There are 10 key principles that must be adhered to with pinpoint accuracy in assembly and manufacturing so that wire bonding maintains high reliability. Some are interrelated. However, as standalones, each one is critical.

Check out our blog appearing in IoT Agenda for more details.

In the meantime, here’s the rundown on half dozen of those major principles.

  • First and foremost, metallization is extremely important. This means creating a bond between the substrate on the PCB and the die. If the surfaces aren’t clean and oxidized, the strength of the wire bond is highly questionable.
  • Different nuances are associated with gold, aluminum, copper, and silver wiring. There must be assurances from wire bonding and PCB assembly experts that using a certain type of wire is compatible with a given application.
  • Flip chips or chip scale packaging (CSP) must be mounted properly on the board for wire bonding to work and be securely attached before wire bonding starts. If not, the created joint will not be reliable. When pull strength testing is applied to the wire bonded joint, the wire will come off.
  • Virtually all wire bonding requires a fixture to lay the substrate flat. Knowledge and expertise are critical here for precisely creating those fixtures for ultra-fine devices to be wire bonded. Tolerances must be extremely tight to properly hold the substrate before it gets wire bonded.
  • An experienced programmer is required to deal with an array of wire bonding variables. That programmer must also be savvy enough to perform wire bonding accurately, calculate and verify bonding strengths, bond integrity, and bond placement before doing the actual bonds.
  • Get assurances the EMS Provider knows to perform plasma cleaning using argon gas to clean substrates, as needed. The surface of those substrates must be 100 percent defect and oxidation free for perfect wire bonding.
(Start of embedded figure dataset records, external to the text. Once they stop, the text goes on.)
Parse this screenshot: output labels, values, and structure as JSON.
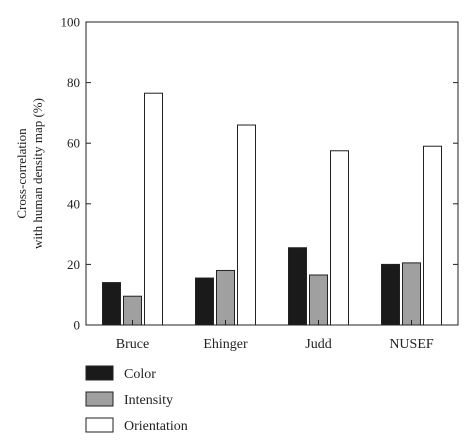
{
  "chart_data": {
    "type": "bar",
    "title": "",
    "xlabel": "",
    "ylabel_lines": [
      "Cross-correlation",
      "with human density map (%)"
    ],
    "categories": [
      "Bruce",
      "Ehinger",
      "Judd",
      "NUSEF"
    ],
    "series": [
      {
        "name": "Color",
        "values": [
          14,
          15.5,
          25.5,
          20
        ],
        "color": "#1a1a1a"
      },
      {
        "name": "Intensity",
        "values": [
          9.5,
          18,
          16.5,
          20.5
        ],
        "color": "#a0a0a0"
      },
      {
        "name": "Orientation",
        "values": [
          76.5,
          66,
          57.5,
          59
        ],
        "color": "#ffffff"
      }
    ],
    "ylim": [
      0,
      100
    ],
    "yticks": [
      "0",
      "20",
      "40",
      "60",
      "80",
      "100"
    ],
    "grid": false,
    "legend_position": "bottom-left"
  }
}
Wire bonding has two categories, wedge and ball bonding, each distinctively different. Each requires separate and different sets of systems and temperatures for wire bonding operations. For wedge bonding, either aluminum or gold are typically used. For ball bonding, gold wiring is typically used. Wedge and ball bonding also differ in the way the wire bond is made on the chip side. The bond is made resembling a gold ball, while the end of the wire is in a wedge-shape for wedge bonding.